Peter Schreyer, the former head of Audi styling who arrived at Kia Motors nearly a decade ago to bring a bold maturity to the brand's designs, looks like a proud papa at the delivery of his latest child. That is exactly what this is, in fact.
We are in a grand private ballroom with a stunning view of the Eiffel Tower. The room is on the exhibition grounds of the Place de la Porte de Versailles where the biannual Mondial de I'Automobile 2014 – the Paris auto show – is held. And Kia has just unwrapped the third-generation Sorento sport-utility.
A lot has changed at Kia design since you arrived, hasn't it, Peter Schreyer, head of Kia and Hyundai design and a president of the Hyundai Motor?
"Light years. We are light years from where we were when I arrived," he says. The grille on the new Sorento is a signature now and it looks strong and readily identified as a Kia prow. But it's the interior that stands out most.
The outgoing Sorento is a bit rustic. Not this new one that arrives in showrooms in January. The materials look expensive and the panel gaps are tight. The seats are covered in leather and the foam is thick and supportive.

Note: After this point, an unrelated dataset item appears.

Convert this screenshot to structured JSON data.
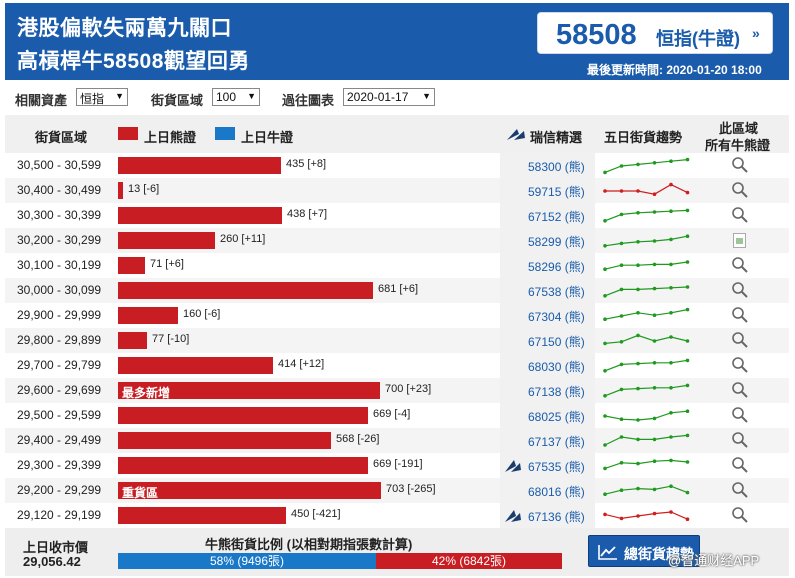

The idea with the Kia brand, he says, is to bring people into showrooms with the designs, please them with the test drive and then surprise them with the price. On that, don't expect the next Sorento to go up much, if at all.
More than the Sorento, however, is on Schreyer's mind. It's the team effort he wants to talk about. That effort was just rewarded with wins at the Automotive Brand Contest 2014. This is an international design competition run by the German Design Council, with winners picked by an independent jury.
Kia was named Team of the Year in recognition of the work done at its three design centres in Korea, California and Germany. As well, the Kia Provo, a small and sporty concept unveiled at the 2013 Geneva Motor Show, was named Best of Best in the Concepts category and the new Kia Soul won the Exterior Volume Brand category.
"This is important because it's for the team," he says. "If just one car wins an award, you can say that was primarily the work of one designer or a small few and it does not have the same resonance as a team award. Our whole team has been recognized. That is an achievement."
The latest Sorento may or may not win awards, but it certainly reflects the progress Kia has made in creating a grown-up look and executing it in production vehicles. There is a richness here that belies a price tag that for the front-drive version will surely start around $28,000, with the four-by-four wearing a base price of around $30,000.
Designers like to work with imagery that inspires them. The Sorento to Kia's team is the "Streetwolf." Truly. This is how the creative types go about being ingenious. This rig, says Schreyer, reflects the evolutionary changes Kia is focused on now. That is, Kia does not need to shock and awe the public with its designs. Rather, changes are subtle but profound. Look at the old one and then the new, and you be the judge.
The interior is from Kia's Frankfurt design team. It looks and feels roomier and the width of the thing is reflected in the wider instrument cluster and the wrap-around shape of the dashboard. That dash actually extends into the door trim. Soft-touch materials and leather are in abundance on the show stand.
Kia is bringing less change to the power train lineup. Both the four-cylinder and the V-6 will be carried over, initially. However, Kia officials hint that a turbo-diesel might be added to the Canadian lineup. That would make sense.
As well, the engineers, say Kia officials, have re-tuned the suspension, tightened up the steering and improving ride and handling. They promise a ride that is equal to the design. We'll find out about that in a future test drive.
For now, the design work holds centre stage and that's where Schreyer has clearly made a huge impact. I feel like handing him a cigar.